Vor dem UFC , BJJ ,K1 Hype in den 90ern(Habe mir damals aus der Videothek die ersten UFC Kämpfe ausgeliehen) wurden mir meine Augen bereits durch X Sparring, Freikampferfahrungen mit VK Leuten aus (Boxen,VK Karate,Kickboxen,Muay Thai etc.) geöffnet.

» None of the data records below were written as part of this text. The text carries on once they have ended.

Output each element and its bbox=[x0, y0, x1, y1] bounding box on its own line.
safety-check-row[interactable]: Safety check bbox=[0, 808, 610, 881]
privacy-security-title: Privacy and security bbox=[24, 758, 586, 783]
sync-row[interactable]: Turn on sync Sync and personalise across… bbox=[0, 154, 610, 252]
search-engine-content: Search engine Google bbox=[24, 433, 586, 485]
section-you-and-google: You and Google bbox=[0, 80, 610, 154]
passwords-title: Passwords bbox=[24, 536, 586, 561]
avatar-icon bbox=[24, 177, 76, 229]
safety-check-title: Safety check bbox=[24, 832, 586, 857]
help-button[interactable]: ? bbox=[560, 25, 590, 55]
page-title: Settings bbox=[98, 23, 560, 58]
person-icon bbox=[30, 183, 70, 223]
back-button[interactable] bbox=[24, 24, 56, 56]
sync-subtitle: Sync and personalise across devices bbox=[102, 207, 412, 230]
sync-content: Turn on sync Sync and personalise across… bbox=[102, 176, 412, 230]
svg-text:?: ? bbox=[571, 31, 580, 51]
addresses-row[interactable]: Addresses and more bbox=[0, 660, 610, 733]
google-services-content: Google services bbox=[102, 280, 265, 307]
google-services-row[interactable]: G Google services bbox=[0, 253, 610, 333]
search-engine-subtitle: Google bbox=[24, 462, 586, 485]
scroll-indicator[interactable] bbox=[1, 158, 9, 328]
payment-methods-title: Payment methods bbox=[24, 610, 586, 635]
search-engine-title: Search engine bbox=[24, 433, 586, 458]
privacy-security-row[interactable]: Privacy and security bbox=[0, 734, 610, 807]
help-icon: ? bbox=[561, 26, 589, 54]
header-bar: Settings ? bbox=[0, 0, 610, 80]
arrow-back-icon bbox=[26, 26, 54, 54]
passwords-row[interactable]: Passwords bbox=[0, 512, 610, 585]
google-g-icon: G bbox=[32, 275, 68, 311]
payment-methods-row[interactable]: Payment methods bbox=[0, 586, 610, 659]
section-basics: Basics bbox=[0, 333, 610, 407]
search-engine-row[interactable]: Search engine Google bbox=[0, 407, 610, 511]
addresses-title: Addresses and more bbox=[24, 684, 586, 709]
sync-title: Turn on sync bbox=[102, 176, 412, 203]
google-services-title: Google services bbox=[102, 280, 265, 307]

Liegt vielleicht ein wenig an der Gegend. Ich komme da aus einer ähnlichen "Kante" wie amasbaal nur "ländlicher" (Oberberg) . Judo und Karate gab es 1984 (das sehe ich als meinen Start, das "Kinder-Judo" zähle ich nicht) fast überall. TKD gab es eine halbe Stunde entfernnt, JJ auch. HKD eine Stunde entfernt, KB & Boxen auch. MT Fehlanzeige, nicht mal in Köln (1h entfernt) zu finden. Wing Chun Dreiviertelstunde entfernt. - Zeitangaben mit Auto. Leider war ich erst 16. Um nach Köln mit ÖPNV zu kommen, hieß knappe drei Stunden für die einfache Strecke.
In der Stadtbibliothek gab's da quasi nix zu.
Ein paar Jahre später, lebten KK/KS-Zeitschriften davon "unbekannte" KK/KS vorzustellen - Aus heutiger Sicht, vieles was wir als etabliert bezeichnen würden (FMA, MT/MB usw). Da will ich mir nicht vorstellen, wie das 20 Jahre früher gewesen sein muss.
In den 90'ern wurde es dann, aus meiner Sicht, stetig besser.